Dante, au surplus, a voulu nous faire connaître le sens caché de cet amour mystique et romanesque qu’il ressentait pour Béatrice ; et, dans sa Vita Nova, il raconte comment est né son amour et comment il s’est développé. Cet amour de Dante pour Béatrice n’a ni histoire ni aventures, ou plutôt c’est l’histoire d’une idée, car c’est à peine si Béatrice l’a vu, loin qu’elle l’ait aimé. Quant à lui, il était encore enfant quand il a vu Béatrice, qui était de son âge. Elle était belle, grave, sérieuse, et sa beauté a charmé l’ame de Dante ; il l’a aimée comme la plus gracieuse image du beau et du bon sur la terre.
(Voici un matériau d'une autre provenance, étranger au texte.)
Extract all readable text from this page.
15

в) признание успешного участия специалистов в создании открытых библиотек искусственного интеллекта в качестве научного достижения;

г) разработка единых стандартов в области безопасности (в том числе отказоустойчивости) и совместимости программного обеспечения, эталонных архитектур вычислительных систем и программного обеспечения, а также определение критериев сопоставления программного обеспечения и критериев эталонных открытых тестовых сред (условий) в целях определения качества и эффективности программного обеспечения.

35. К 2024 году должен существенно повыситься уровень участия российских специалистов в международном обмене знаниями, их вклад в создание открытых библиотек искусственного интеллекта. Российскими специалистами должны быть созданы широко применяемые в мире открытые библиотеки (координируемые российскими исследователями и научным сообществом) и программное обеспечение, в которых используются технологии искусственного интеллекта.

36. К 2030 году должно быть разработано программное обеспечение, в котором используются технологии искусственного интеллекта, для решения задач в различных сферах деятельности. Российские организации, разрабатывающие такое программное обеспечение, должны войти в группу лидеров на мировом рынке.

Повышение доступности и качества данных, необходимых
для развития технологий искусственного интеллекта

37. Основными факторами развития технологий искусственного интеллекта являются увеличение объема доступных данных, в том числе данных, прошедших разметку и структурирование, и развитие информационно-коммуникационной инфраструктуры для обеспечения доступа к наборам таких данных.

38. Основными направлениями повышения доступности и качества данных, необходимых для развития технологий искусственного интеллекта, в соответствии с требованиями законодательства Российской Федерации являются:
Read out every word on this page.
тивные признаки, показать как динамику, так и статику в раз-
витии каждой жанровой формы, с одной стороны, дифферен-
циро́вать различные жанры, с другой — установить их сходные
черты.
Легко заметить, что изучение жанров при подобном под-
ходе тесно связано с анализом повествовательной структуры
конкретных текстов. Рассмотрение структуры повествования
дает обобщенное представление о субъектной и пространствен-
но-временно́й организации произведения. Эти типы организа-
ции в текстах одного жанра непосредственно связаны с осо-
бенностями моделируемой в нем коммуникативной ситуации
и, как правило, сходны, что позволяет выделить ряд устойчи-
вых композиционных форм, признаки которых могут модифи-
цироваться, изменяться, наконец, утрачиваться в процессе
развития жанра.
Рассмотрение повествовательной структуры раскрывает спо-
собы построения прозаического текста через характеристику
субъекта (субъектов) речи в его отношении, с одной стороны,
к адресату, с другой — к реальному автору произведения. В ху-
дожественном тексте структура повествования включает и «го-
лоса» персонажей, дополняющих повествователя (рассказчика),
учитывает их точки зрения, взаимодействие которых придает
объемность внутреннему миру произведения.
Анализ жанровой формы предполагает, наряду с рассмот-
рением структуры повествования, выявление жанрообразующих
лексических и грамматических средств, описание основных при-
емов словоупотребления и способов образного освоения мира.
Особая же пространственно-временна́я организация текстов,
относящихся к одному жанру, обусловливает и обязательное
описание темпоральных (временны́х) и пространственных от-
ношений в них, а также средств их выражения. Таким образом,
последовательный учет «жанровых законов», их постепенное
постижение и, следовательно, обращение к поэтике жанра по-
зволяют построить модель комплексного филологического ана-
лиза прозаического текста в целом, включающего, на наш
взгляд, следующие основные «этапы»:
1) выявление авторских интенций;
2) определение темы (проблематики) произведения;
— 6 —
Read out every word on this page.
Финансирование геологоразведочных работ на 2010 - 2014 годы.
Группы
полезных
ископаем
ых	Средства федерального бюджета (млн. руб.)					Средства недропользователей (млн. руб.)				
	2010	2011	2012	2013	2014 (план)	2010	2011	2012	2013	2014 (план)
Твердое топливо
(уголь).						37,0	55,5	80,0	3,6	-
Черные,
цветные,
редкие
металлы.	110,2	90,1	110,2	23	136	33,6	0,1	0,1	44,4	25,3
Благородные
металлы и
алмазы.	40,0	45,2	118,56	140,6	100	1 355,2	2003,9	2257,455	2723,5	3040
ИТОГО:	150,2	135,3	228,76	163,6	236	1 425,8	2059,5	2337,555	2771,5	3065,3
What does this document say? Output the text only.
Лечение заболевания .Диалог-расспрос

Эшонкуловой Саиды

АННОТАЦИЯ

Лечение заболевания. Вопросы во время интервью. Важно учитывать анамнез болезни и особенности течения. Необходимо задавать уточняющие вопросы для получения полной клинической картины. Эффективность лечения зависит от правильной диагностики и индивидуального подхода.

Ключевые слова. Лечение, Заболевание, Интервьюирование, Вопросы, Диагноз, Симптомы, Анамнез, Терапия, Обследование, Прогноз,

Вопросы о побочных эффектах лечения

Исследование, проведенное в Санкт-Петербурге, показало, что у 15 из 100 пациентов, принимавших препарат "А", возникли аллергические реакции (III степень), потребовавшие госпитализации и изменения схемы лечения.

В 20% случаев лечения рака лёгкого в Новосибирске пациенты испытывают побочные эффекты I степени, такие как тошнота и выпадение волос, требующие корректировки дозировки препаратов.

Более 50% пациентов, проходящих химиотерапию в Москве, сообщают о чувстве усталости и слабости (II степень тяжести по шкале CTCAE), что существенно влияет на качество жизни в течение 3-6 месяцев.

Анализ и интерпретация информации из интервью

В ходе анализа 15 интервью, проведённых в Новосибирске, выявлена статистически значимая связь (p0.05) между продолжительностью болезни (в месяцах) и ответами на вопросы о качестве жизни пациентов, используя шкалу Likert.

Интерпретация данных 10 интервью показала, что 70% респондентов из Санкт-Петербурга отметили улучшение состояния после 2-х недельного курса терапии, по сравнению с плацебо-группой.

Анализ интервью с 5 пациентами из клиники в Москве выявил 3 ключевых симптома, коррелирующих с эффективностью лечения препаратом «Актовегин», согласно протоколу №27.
Et ne nous y trompons pas : qui que nous soyons ici-bas, nous avons tous senti, aux premières heures de la jeunesse, au moment où notre ame et nos sens, s’épanouissaient au souffle d’une vie nouvelle, nous avons tous senti ce besoin d’aimer le bon sous l’image du beau, et tous aussi, comme. Dante, nous en avons trouvé l’image quelque part ; tous nous avons eu notre Béatrice, mais nous n’avons pas tous su profiter de notre trouvaille ; peut-être aussi n’avons-nous pas eu le bonheur qu’a eu Dante. Béatrice en effet ne fut jamais ni sa femme ni son amie ; elle mourut jeune, et elle resta dans la mémoire du poète comme une image d’innocence et de beauté que rien ne vint jamais ternir. Aussi, comme les souvenirs lui en sont gracieux et doux ! comme il aime à raconter ce roman intérieur de son ame et les aventures de cette vie nouvelle qui s’est accomplie tout entière dans son cœur, sans que le monde en ait jamais rien su ni rien deviné ! Oserai-je citer une de ces aventures et remarquer en passant combien aux ames vraiment passionnées il faut peu de fracas d’action pour avoir beaucoup d’émotions ? « Un jour, dit Dante parlant de Béatrice, je la vis vêtue de blanc entre deux dames belles aussi, mais un peu moins jeunes qu’elle. Elle suivait une rue, et moi je m’arrêtai tout tremblant. Ses yeux se tournèrent vers l’endroit où j’étais, et, avec une bonté ineffable, elle m’adressa un salut plein de décence… L’heure où son gracieux salut arriva jusqu’à moi était, je l’ai remarqué, la neuvième heure du jour ; et, comme c’était la première fois que ses paroles venaient à mon oreille, elles me furent si douces que, presque enivré ; je quittai la foule, et, courant chercher un lieu solitaire, je me mis à penser à elle[1]. »

  1. La Vie nouvelle, traduction de M. Delécluze.